Mesostructured Sr and Ti mixed oxides as heterogeneous base catalysts for transesterification of palm kernel oil with methanol

Abstract

In this work, two mesoporous Sr–Ti mixed oxides (MST) were synthesised via the evaporation-induced self-assembly (EISA) method and sol–gel combustion (SGC) method using Pluronic P123 as a structure-directing agent and citric acid as a complexing agent (for SGC). The physicochemical properties of MST were characterised by various techniques. The mixed oxide attained by SGC (MST–SGC) possessed greater crystallite size and crystallinity of cubic perovskite SrTiO3 than that synthesised by EISA (MST–EISA). An aggregation of mixed oxide nanoparticles generated mesopores with bimodal size distribution.
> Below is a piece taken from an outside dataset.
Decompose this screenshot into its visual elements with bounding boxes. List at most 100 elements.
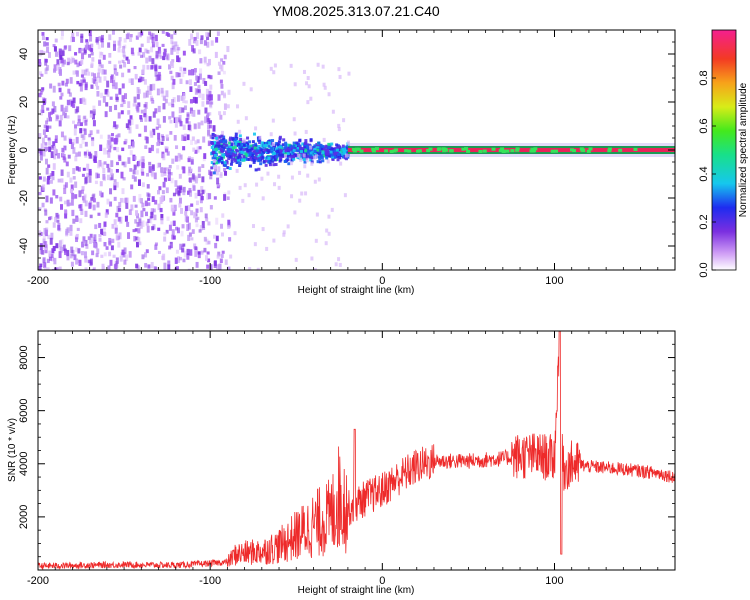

Due to the higher mesostructured order of MST–SGC, it exhibited a relatively high specific surface area, large pore volume and narrow pore size distribution when compared to MST–EISA. The MST catalysts were applied to the transesterification of palm kernel oil (PKO) with methanol using an autoclave reactor. Although the reaction over MST–SGC required the temperature of 170°C, which was higher than that over MST–EISA with higher total basicity (150°C), to achieve the fatty acid methyl esters (FAME) yield of >99.9wt%, the MST–SGC showed superior chemical stability compared to the MST–EISA in a methanol washing and the transesterification. The study on the effect of adding free fatty acid (FFA) on the FAME yield indicated that both MST catalysts possessed an esterification activity. The FFA and water added in the feedstock affected the transesterification over MST–SGC much less than in the case of MST–EISA. The mesostructure of highly crystalline perovskite SrTiO3 should be a key for good catalytic performance of MST–SGC in the transesterification of PKO with methanol.